What does retired life look like? Are you traveling around the world? Maybe you’re driving around the country in a camper, or maybe you are staying put, spending time with the grandkid.

What you do during retirement has a large impact on my other areas, including where you live, what you will do to occupy your time, and who you will socialize with.

Social Interaction

Socializing during retirement has a huge impact on how much you enjoy it, and your health. Whether you plan on working, volunteering, or joining a club or organization, make sure you spend time outside of the house with others.

Location

Where you retire has a lot to do with the kind of life you wish to lead during your golden years. If you plan on traveling frequently to other countries, you should probably find a small space that wouldn’t require much upkeep and won’t cost too much.

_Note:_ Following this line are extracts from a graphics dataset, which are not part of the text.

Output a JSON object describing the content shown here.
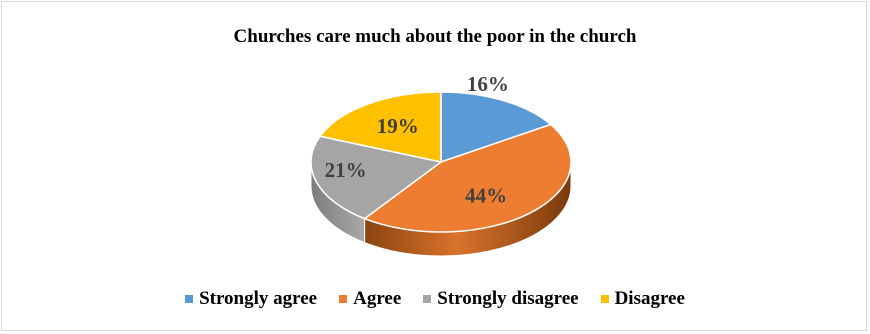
{
  "chart_data": {
    "type": "pie",
    "title": "Churches care much about the poor in the church",
    "categories": [
      "Strongly agree",
      "Agree",
      "Strongly disagree",
      "Disagree"
    ],
    "values": [
      16,
      44,
      21,
      19
    ],
    "labels": [
      "16%",
      "44%",
      "21%",
      "19%"
    ],
    "colors": [
      "#5b9bd5",
      "#ed7d31",
      "#a5a5a5",
      "#ffc000"
    ],
    "style": "3d",
    "legend": "bottom"
  }
}
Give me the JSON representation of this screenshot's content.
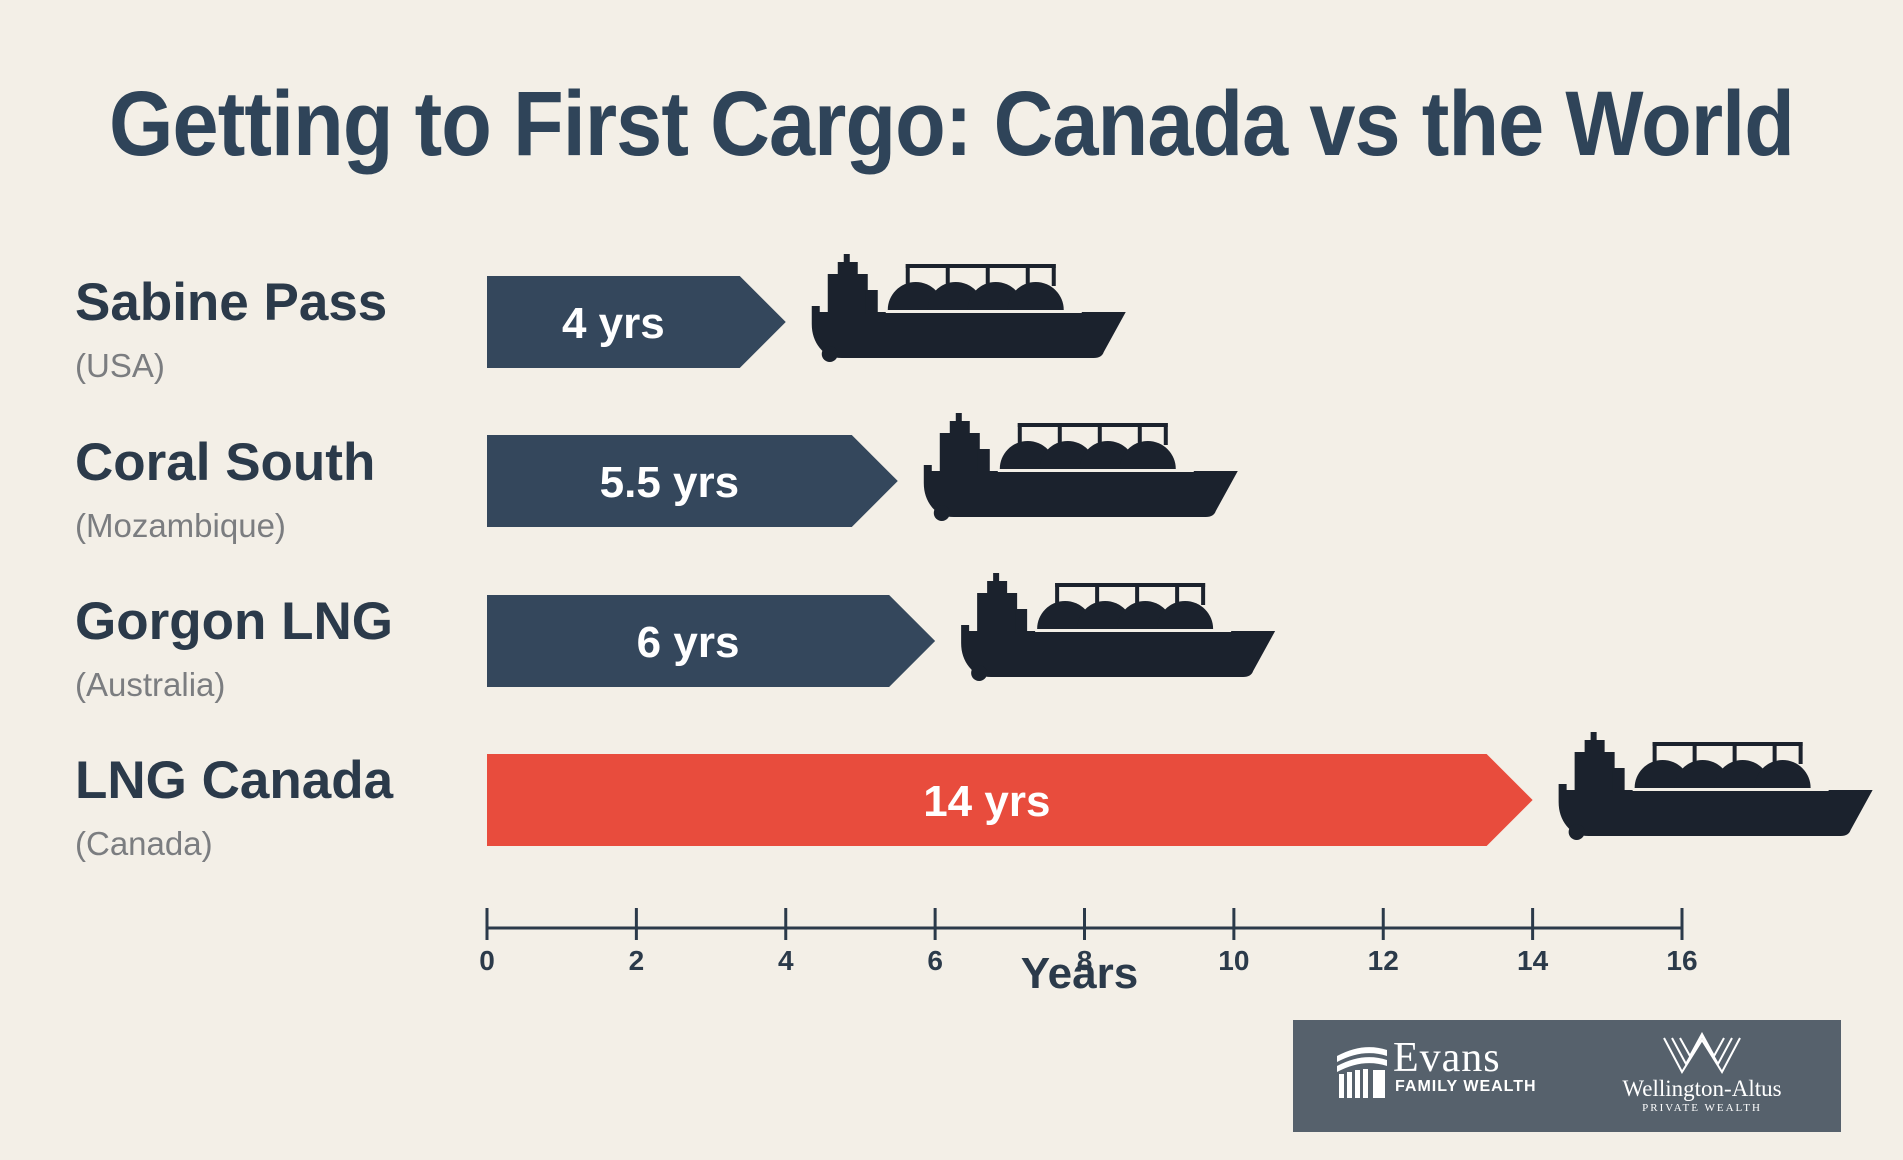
{
  "chart_data": {
    "type": "bar",
    "orientation": "horizontal",
    "title": "Getting to First Cargo: Canada vs the World",
    "categories": [
      "Sabine Pass",
      "Coral South",
      "Gorgon LNG",
      "LNG Canada"
    ],
    "subcategories": [
      "(USA)",
      "(Mozambique)",
      "(Australia)",
      "(Canada)"
    ],
    "values": [
      4,
      5.5,
      6,
      14
    ],
    "data_labels": [
      "4 yrs",
      "5.5 yrs",
      "6 yrs",
      "14 yrs"
    ],
    "bar_colors": [
      "#34475c",
      "#34475c",
      "#34475c",
      "#e84c3d"
    ],
    "xlabel": "Years",
    "xlim": [
      0,
      16
    ],
    "xticks": [
      0,
      2,
      4,
      6,
      8,
      10,
      12,
      14,
      16
    ],
    "xtick_labels": [
      "0",
      "2",
      "4",
      "6",
      "8",
      "10",
      "12",
      "14",
      "16"
    ],
    "marker_icon": "lng-tanker-ship-icon",
    "grid": false,
    "legend": "none"
  },
  "logos": {
    "evans": {
      "name": "Evans",
      "sub": "FAMILY WEALTH"
    },
    "wellington": {
      "name": "Wellington-Altus",
      "sub": "PRIVATE WEALTH"
    }
  },
  "colors": {
    "background": "#f3efe7",
    "title": "#2f4459",
    "bar_default": "#34475c",
    "bar_highlight": "#e84c3d",
    "ship": "#1b222d",
    "logo_bg": "#56616c"
  }
}
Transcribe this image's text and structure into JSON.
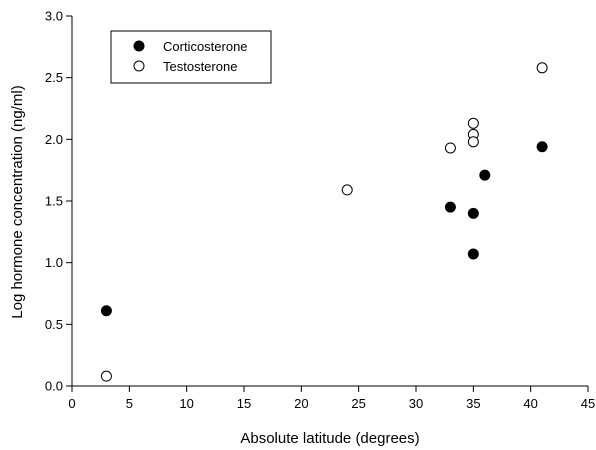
{
  "chart_data": {
    "type": "scatter",
    "xlabel": "Absolute latitude (degrees)",
    "ylabel": "Log hormone concentration (ng/ml)",
    "xlim": [
      0,
      45
    ],
    "ylim": [
      0.0,
      3.0
    ],
    "x_ticks": [
      "0",
      "5",
      "10",
      "15",
      "20",
      "25",
      "30",
      "35",
      "40",
      "45"
    ],
    "y_ticks": [
      "0.0",
      "0.5",
      "1.0",
      "1.5",
      "2.0",
      "2.5",
      "3.0"
    ],
    "grid": false,
    "legend_position": "top-left",
    "series": [
      {
        "name": "Corticosterone",
        "marker": "filled-circle",
        "color": "#000000",
        "points": [
          {
            "x": 3,
            "y": 0.61
          },
          {
            "x": 33,
            "y": 1.45
          },
          {
            "x": 35,
            "y": 1.4
          },
          {
            "x": 35,
            "y": 1.07
          },
          {
            "x": 36,
            "y": 1.71
          },
          {
            "x": 41,
            "y": 1.94
          }
        ]
      },
      {
        "name": "Testosterone",
        "marker": "open-circle",
        "color": "#000000",
        "points": [
          {
            "x": 3,
            "y": 0.08
          },
          {
            "x": 24,
            "y": 1.59
          },
          {
            "x": 33,
            "y": 1.93
          },
          {
            "x": 35,
            "y": 2.13
          },
          {
            "x": 35,
            "y": 2.04
          },
          {
            "x": 35,
            "y": 1.98
          },
          {
            "x": 41,
            "y": 2.58
          }
        ]
      }
    ]
  }
}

If you plan on staying close to your grandchildren, downsizing to a smaller home could be an option, but staying in your current home is also a possibility if plan on frequently hosting family events. If you continue working that would require you to stay where you are.

Work

Work during retirement is a very real possibility for a lot of people. Some plan on working because they love what they do and some plan on working because they need the money. Work during retirement is a great way to stay connected and socialize, it’s a great way to provide for yourself without having to dig into your retirement savings, and it could be a way to obtain health insurance.

Health

Your health is an extremely important aspect of retirement. Your health can dictate when you retire, the life you live, and how long retirement will be. Though unavoidable to a point, poor health is costly. Having the proper health insurance coverage is very important.

If you retire at 65 or later, you will have Medicare for health insurance. If you retire before 65 and don’t have coverage through a previous employer or union, you will have to go to the Healthcare Exchange, which could be costly.

Age

When you retire could very well be out of your hands. If you are in poor health you may be forced to retire. With people generally being healthier and living longer, the age you begin retirement could me 30+ years of doing what you want.

This could be enough time for a second career, time to travel, or time to spend it with those you love. However, if your health is declining it might make more sense to retire and enjoy the time you have doing what you love.

Conclusion

Retirement planning isn’t just about money. It’s figuring out where you want to live, what you want to do, and who you want to spend it with. Doing what you love with who you love will make you feel very fulfilled during this stage in life. Whether you have the money to live lavishly or you need to pinch pennies and work part-time, you need to plan to make the most out of your retirement.